THE NATIONAL LABOUR PRESS, LIMITED,
Manchester and London.
TO THE
BRITISH AND THE GERMAN PEOPLES
AND
IN MEMORY OF
MY MOTHER
WHO KNEW AND LOVED
THEM BOTH.
“Forsooth, brothers, fellowship is heaven, and lack of fellowship is Hell.”—A Dream of John Ball.
“Either we are all citizens of the same city and war between us, a civil war, a monstrous iniquity to be forgotten, as soon as it may bring in peace; or else there is no city and no home for man in the universe, but only an everlasting conflict between creatures that have nothing in common and no place where they can together be at rest.”—Times Literary Supplement, Nov. 11, 1915.
“He had to be extremely careful, said Lord Newton at Knutsford last Saturday, because if he made any statement which did not accuse the Germans of brutality he was denounced by many people as pro-German.”—Common Sense, April 20, 1918.
“Des faits de ce genre méritent dêtre mis en evidence. Il faudrait, dans ce déchaînement d’horreurs et de haines, insister sur les quelques traits capables d’adoucir les âmes.”—La Guerre vue d’une Ambulance par L’Abbé Félix Klein.

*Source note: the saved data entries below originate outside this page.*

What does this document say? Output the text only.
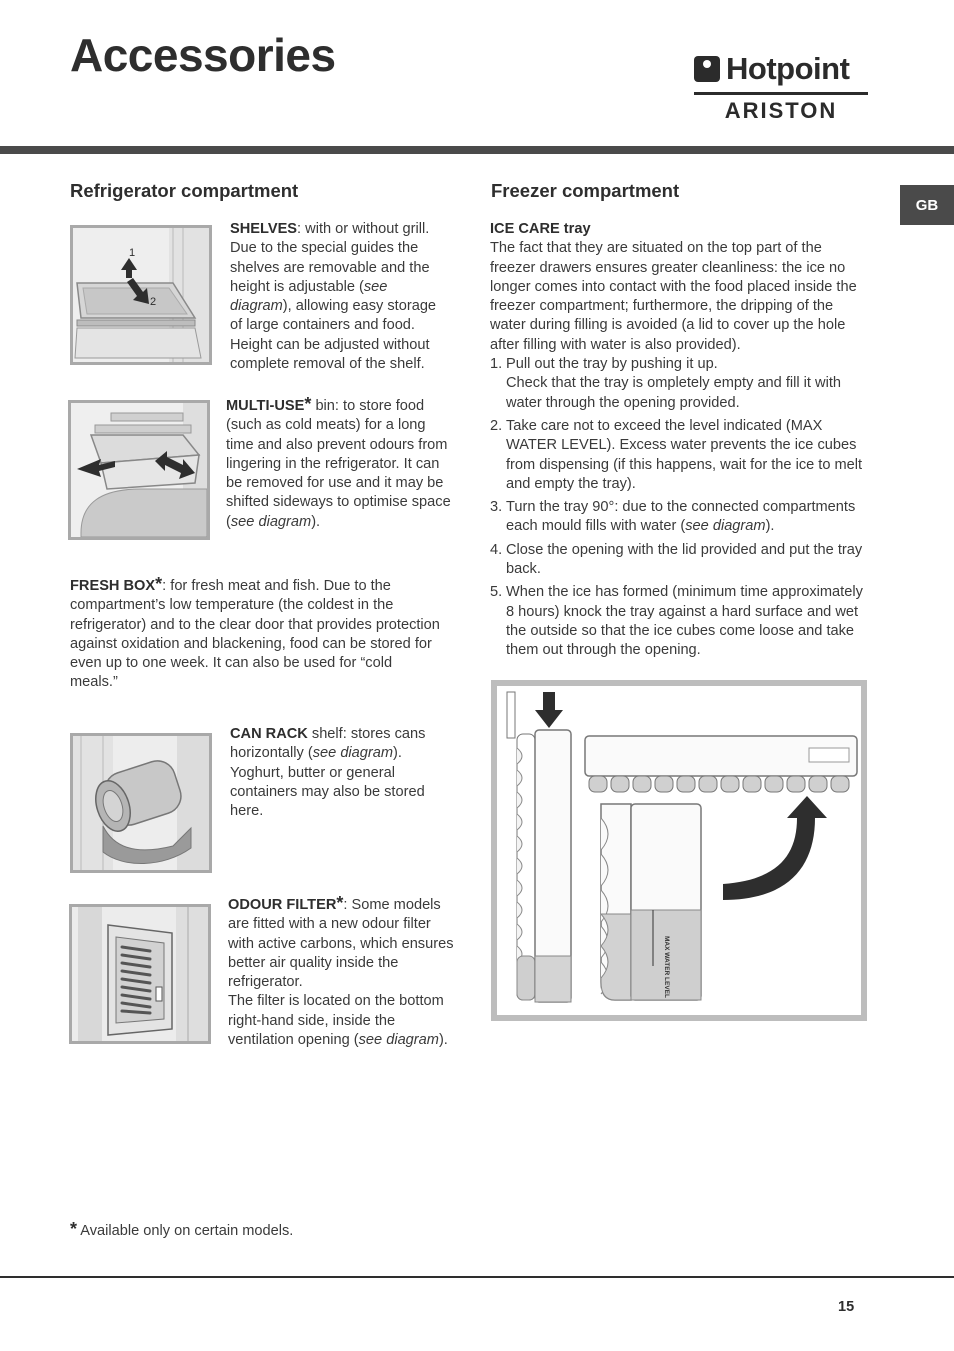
Accessories	Hotpoint
ARISTON
GB
Refrigerator compartment
1
2
SHELVES: with or without grill. Due to the special guides the shelves are removable and the height is adjustable (see diagram), allowing easy storage of large containers and food. Height can be adjusted without complete removal of the shelf.
MULTI-USE* bin: to store food (such as cold meats) for a long time and also prevent odours from lingering in the refrigerator. It can be removed for use and it may be shifted sideways to optimise space (see diagram).
FRESH BOX*: for fresh meat and fish. Due to the compartment’s low temperature (the coldest in the refrigerator) and to the clear door that provides protection against oxidation and blackening, food can be stored for even up to one week. It can also be used for “cold meals.”
CAN RACK shelf: stores cans horizontally (see diagram). Yoghurt, butter or general containers may also be stored here.

ODOUR FILTER*: Some models are fitted with a new odour filter with active carbons, which ensures better air quality inside the refrigerator.

The filter is located on the bottom right-hand side, inside the ventilation opening (see diagram).

Freezer compartment

ICE CARE tray

The fact that they are situated on the top part of the freezer drawers ensures greater cleanliness: the ice no longer comes into contact with the food placed inside the freezer compartment; furthermore, the dripping of the water during filling is avoided (a lid to cover up the hole after filling with water is also provided).

1. Pull out the tray by pushing it up.
Check that the tray is ompletely empty and fill it with water through the opening provided.
2. Take care not to exceed the level indicated (MAX WATER LEVEL). Excess water prevents the ice cubes from dispensing (if this happens, wait for the ice to melt and empty the tray).
3. Turn the tray 90°: due to the connected compartments each mould fills with water (see diagram).
4. Close the opening with the lid provided and put the tray back.
5. When the ice has formed (minimum time approximately 8 hours) knock the tray against a hard surface and wet the outside so that the ice cubes come loose and take them out through the opening.
MAX WATER LEVEL
* Available only on certain models.
15
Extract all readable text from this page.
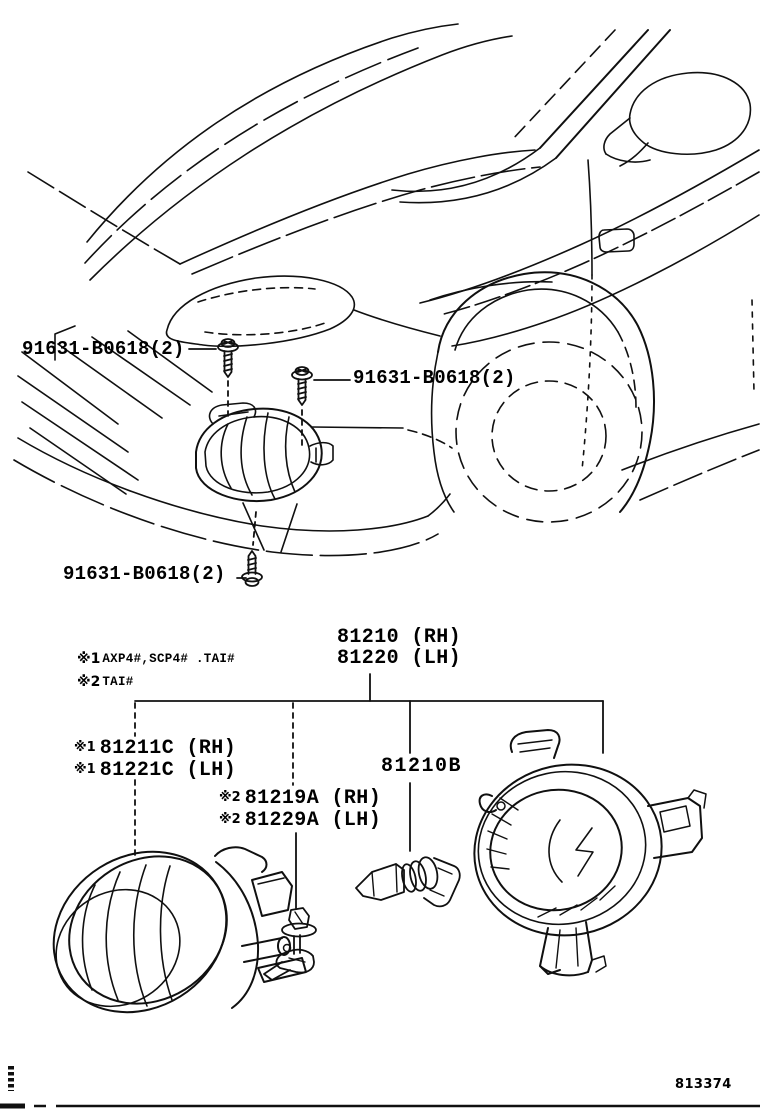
91631-B0618(2)
91631-B0618(2)
91631-B0618(2)
81210 (RH)
81220 (LH)
※1 AXP4#,SCP4# .TAI#
※2 TAI#
※1 81211C (RH)
※1 81221C (LH)	81210B
※2 81219A (RH)
※2 81229A (LH)
813374
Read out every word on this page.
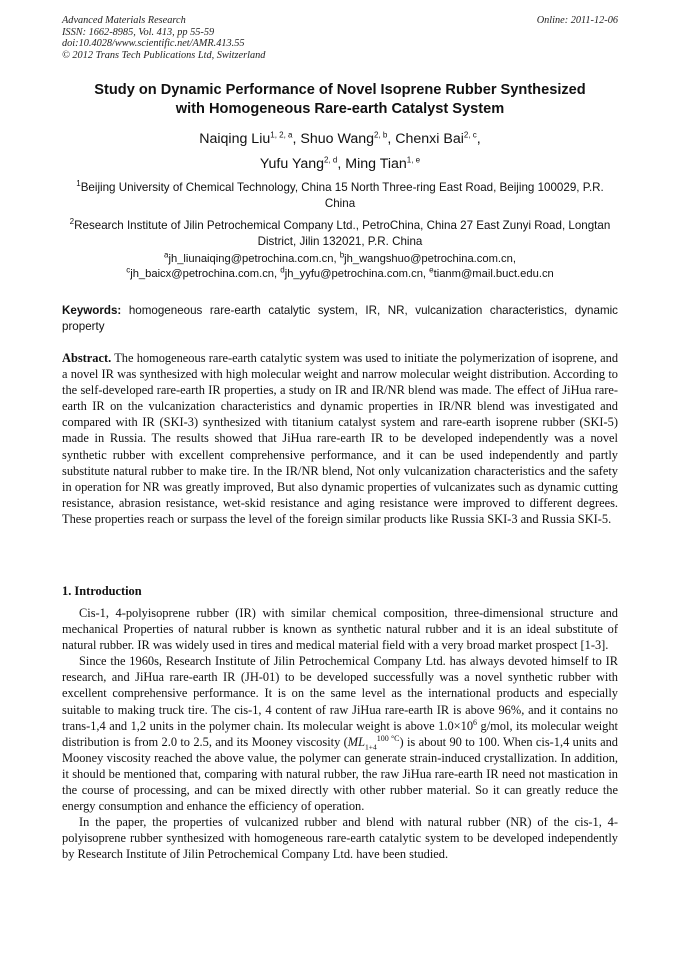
Advanced Materials Research
ISSN: 1662-8985, Vol. 413, pp 55-59
doi:10.4028/www.scientific.net/AMR.413.55
© 2012 Trans Tech Publications Ltd, Switzerland
Online: 2011-12-06
Study on Dynamic Performance of Novel Isoprene Rubber Synthesized
with Homogeneous Rare-earth Catalyst System
Naiqing Liu$^{1, 2, a}$, Shuo Wang$^{2, b}$, Chenxi Bai$^{2, c}$,
Yufu Yang$^{2, d}$, Ming Tian$^{1, e}$
$^1$Beijing University of Chemical Technology, China 15 North Three-ring East Road, Beijing 100029, P.R. China
$^2$Research Institute of Jilin Petrochemical Company Ltd., PetroChina, China 27 East Zunyi Road, Longtan District, Jilin 132021, P.R. China
$^a$jh_liunaiqing@petrochina.com.cn, $^b$jh_wangshuo@petrochina.com.cn,
$^c$jh_baicx@petrochina.com.cn, $^d$jh_yyfu@petrochina.com.cn, $^e$tianm@mail.buct.edu.cn
Keywords: homogeneous rare-earth catalytic system, IR, NR, vulcanization characteristics, dynamic property
Abstract. The homogeneous rare-earth catalytic system was used to initiate the polymerization of isoprene, and a novel IR was synthesized with high molecular weight and narrow molecular weight distribution. According to the self-developed rare-earth IR properties, a study on IR and IR/NR blend was made. The effect of JiHua rare-earth IR on the vulcanization characteristics and dynamic properties in IR/NR blend was investigated and compared with IR (SKI-3) synthesized with titanium catalyst system and rare-earth isoprene rubber (SKI-5) made in Russia. The results showed that JiHua rare-earth IR to be developed independently was a novel synthetic rubber with excellent comprehensive performance, and it can be used independently and partly substitute natural rubber to make tire. In the IR/NR blend, Not only vulcanization characteristics and the safety in operation for NR was greatly improved, But also dynamic properties of vulcanizates such as dynamic cutting resistance, abrasion resistance, wet-skid resistance and aging resistance were improved to different degrees. These properties reach or surpass the level of the foreign similar products like Russia SKI-3 and Russia SKI-5.
1. Introduction

Cis-1, 4-polyisoprene rubber (IR) with similar chemical composition, three-dimensional structure and mechanical Properties of natural rubber is known as synthetic natural rubber and it is an ideal substitute of natural rubber. IR was widely used in tires and medical material field with a very broad market prospect [1-3].

Since the 1960s, Research Institute of Jilin Petrochemical Company Ltd. has always devoted himself to IR research, and JiHua rare-earth IR (JH-01) to be developed successfully was a novel synthetic rubber with excellent comprehensive performance. It is on the same level as the international products and especially suitable to making truck tire. The cis-1, 4 content of raw JiHua rare-earth IR is above 96%, and it contains no trans-1,4 and 1,2 units in the polymer chain. Its molecular weight is above $1.0\times 10^6$ g/mol, its molecular weight distribution is from 2.0 to 2.5, and its Mooney viscosity $(ML_{1+4}^{100 ^\circ C})$ is about 90 to 100. When cis-1,4 units and Mooney viscosity reached the above value, the polymer can generate strain-induced crystallization. In addition, it should be mentioned that, comparing with natural rubber, the raw JiHua rare-earth IR need not mastication in the course of processing, and can be mixed directly with other rubber material. So it can greatly reduce the energy consumption and enhance the efficiency of operation.

In the paper, the properties of vulcanized rubber and blend with natural rubber (NR) of the cis-1, 4-polyisoprene rubber synthesized with homogeneous rare-earth catalytic system to be developed independently by Research Institute of Jilin Petrochemical Company Ltd. have been studied.
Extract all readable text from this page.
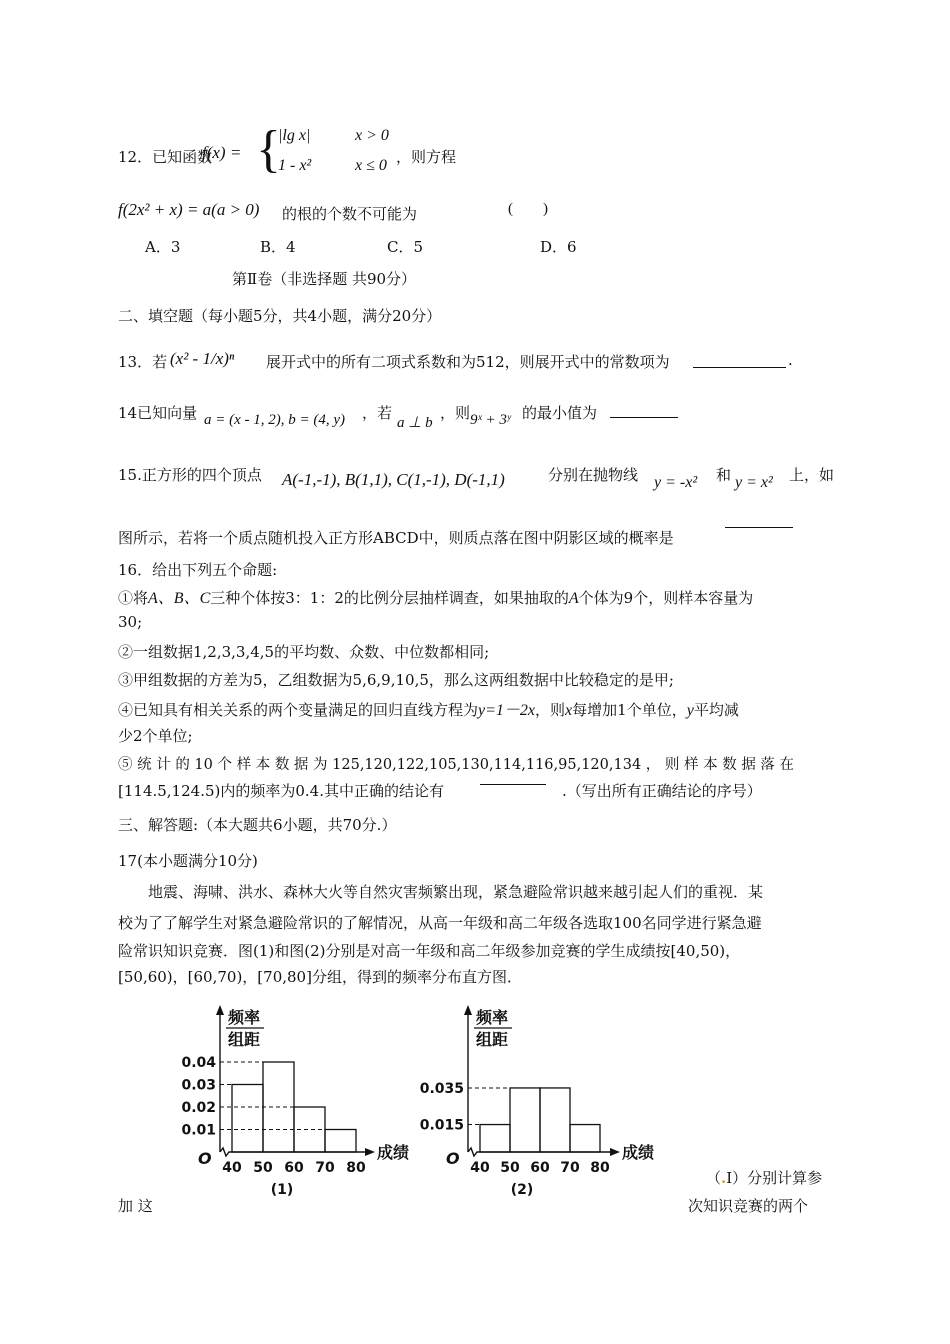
12．已知函数
f(x) = {
|lg x|	x > 0
1 - x²	x ≤ 0 ，则方程
f(2x² + x) = a(a > 0) 的根的个数不可能为	(        )
A．3	B．4	C．5	D．6
第Ⅱ卷（非选择题 共90分）
二、填空题（每小题5分，共4小题，满分20分）
13．若 (x² - 1/x)ⁿ 展开式中的所有二项式系数和为512，则展开式中的常数项为	.
14已知向量 a = (x - 1, 2), b = (4, y) ，若
a ⊥ b
，则 9ˣ + 3ʸ 的最小值为
15.正方形的四个顶点 A(-1,-1), B(1,1), C(1,-1), D(-1,1)	分别在抛物线 y = -x² 和 y = x² 上，如
图所示，若将一个质点随机投入正方形ABCD中，则质点落在图中阴影区域的概率是
16．给出下列五个命题:
①将A、B、C三种个体按3：1：2的比例分层抽样调查，如果抽取的A个体为9个，则样本容量为
30;
②一组数据1,2,3,3,4,5的平均数、众数、中位数都相同;
③甲组数据的方差为5，乙组数据为5,6,9,10,5，那么这两组数据中比较稳定的是甲;
④已知具有相关关系的两个变量满足的回归直线方程为y=1－2x，则x每增加1个单位，y平均减
少2个单位;
⑤ 统 计 的 10 个 样 本 数 据 为 125,120,122,105,130,114,116,95,120,134 ， 则 样 本 数 据 落 在
[114.5,124.5)内的频率为0.4.其中正确的结论有	.（写出所有正确结论的序号）
三、解答题:（本大题共6小题，共70分.）
17(本小题满分10分)
地震、海啸、洪水、森林大火等自然灾害频繁出现，紧急避险常识越来越引起人们的重视．某
校为了了解学生对紧急避险常识的了解情况，从高一年级和高二年级各选取100名同学进行紧急避
险常识知识竞赛．图(1)和图(2)分别是对高一年级和高二年级参加竞赛的学生成绩按[40,50)，
[50,60)，[60,70)，[70,80]分组，得到的频率分布直方图．
频率
组距
O	成绩
0.04
0.03
0.02
0.01
40 50 60 70 80
(1)
频率
组距
O	成绩
0.035
0.015
40 50 60 70 80
(2)
（.Ⅰ）分别计算参
加 这	次知识竞赛的两个
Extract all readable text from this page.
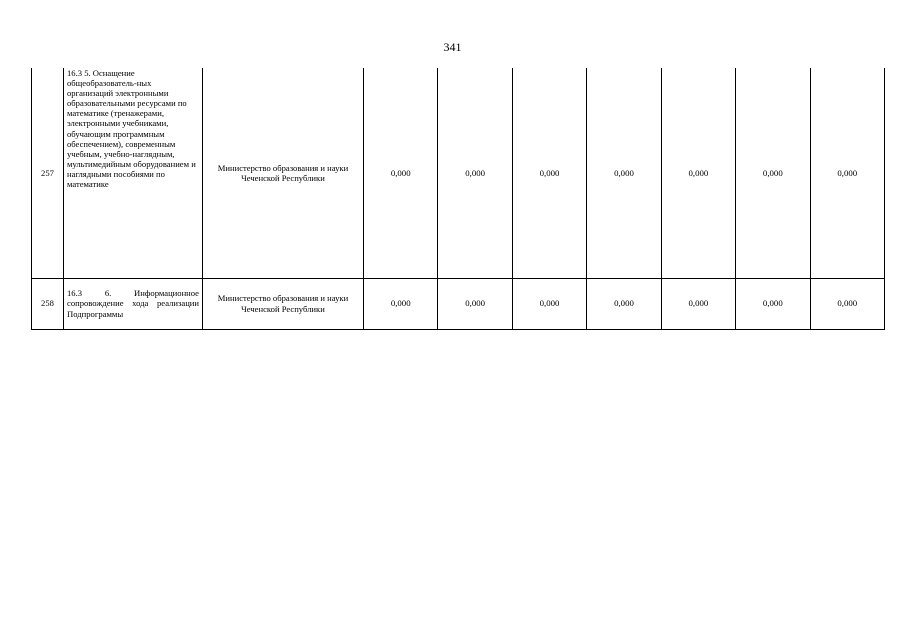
341
257	16.3 5. Оснащение общеобразователь-ных организаций электронными образовательными ресурсами по математике (тренажерами, электронными учебниками, обучающим программным обеспечением), современным учебным, учебно-наглядным, мультимедийным оборудованием и наглядными пособиями по математике	Министерство образования и науки Чеченской Республики	0,000	0,000	0,000	0,000	0,000	0,000	0,000
258	16.3 6. Информационное сопровождение хода реализации Подпрограммы	Министерство образования и науки Чеченской Республики	0,000	0,000	0,000	0,000	0,000	0,000	0,000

“Hate as a policy is either inadequate to deal with the crimes (real and invented) of our enemies, or, if adequate, so recoils on the hater that he himself becomes ruined as a moral agent.”—G. Jarvis Smith, M.C. (late Chaplain at the Western Front). Nation, Nov. 2, 1918.
“The belief at home that the individual enemy is an incurable barbarian is simply wrong ...”—Second-Lieut. A. R. Williams, killed in action August, 1917.
“I will go on fighting as long as it is necessary to get a decision in this war.... But I will not hate Germans to the order of any bloody politician; and the first thing I shall do after I am free will be to go to Germany and create all the ties I can with German life.”—J. H. Keeling (B.E.F., December, 1915).
CONTENTS
FOREWORD[1]
One kind of German has been too often described, and not infrequently invented. I propose here to describe the other German. At a military hospital a lady visitor said to the wounded soldiers: “We’ve had lots of books and tales of horror; why don’t some of you fellows prepare a book of the good deeds of the enemy?” There was a slight pause. “Ah,” said one of the soldiers, “that would be a golden book.” Very imperfectly, and in spite of all the barriers raised by war passions, I have tried to collect some of the materials already to hand for such a book.
In any quarrel it is difficult to recognise that there is good in one’s opponent. Yet in order that any strife may be wisely settled, this recognition is plainly necessary. Mere enmity, without recognition of good, belongs to primitive barbarism. It was against the foolish unpracticality of this older barbarism (not surely only against its wickedness) that Christ protested in the words, “But I say unto you, love your enemies.” He saw around him the folly and unenlightenment of the perpetual feud. I have collected the testimonies that are in the following pages because such facts seem to me to need wider recognition, if we are ever to gain an outlook upon a fairer and a truer world.
If my desire for peace has anywhere shown itself unduly, or in a way irritating to others, I ask forgiveness. Whenever peace is made, the world will need a peace built on all the facts of human nature. I have tried to give here some of those which war passions inevitably obscure. That is the whole of my task.
HAROLD PICTON.
September, 1918.
Footnotes:
[1] With the exception of a few minor insertions the whole of this book was compiled, and the preface written, before Peace came. It seemed, however, that it might only be harmful if published then. I, therefore, kept the book back, but, as the wording expressed my feeling as I wrote, I have left it unchanged.
The Better Germany in War Time
I.
MILITARY PRISONERS.
The cases of bad treatment of prisoners in Germany have been made known very widely. No one, I imagine, can wish to defend bad treatment of prisoners anywhere (even of criminal prisoners), and such a horrible state of things as that of Wittenberg during the typhus epidemic is a disgrace to human nature.
But Mr. Lithgow Osborne says: “My whole impression of the camp authorities at Wittenberg was utterly unlike that which I have received in every other camp I have visited in Germany.” (Miscel. 16, 1916, p. 6). I propose to give some account of these other camps. I shall not exclude adverse criticism, but as the public have heard little but such criticism, I do not think it will be unfair to deal in these pages more fully with the favourable reports.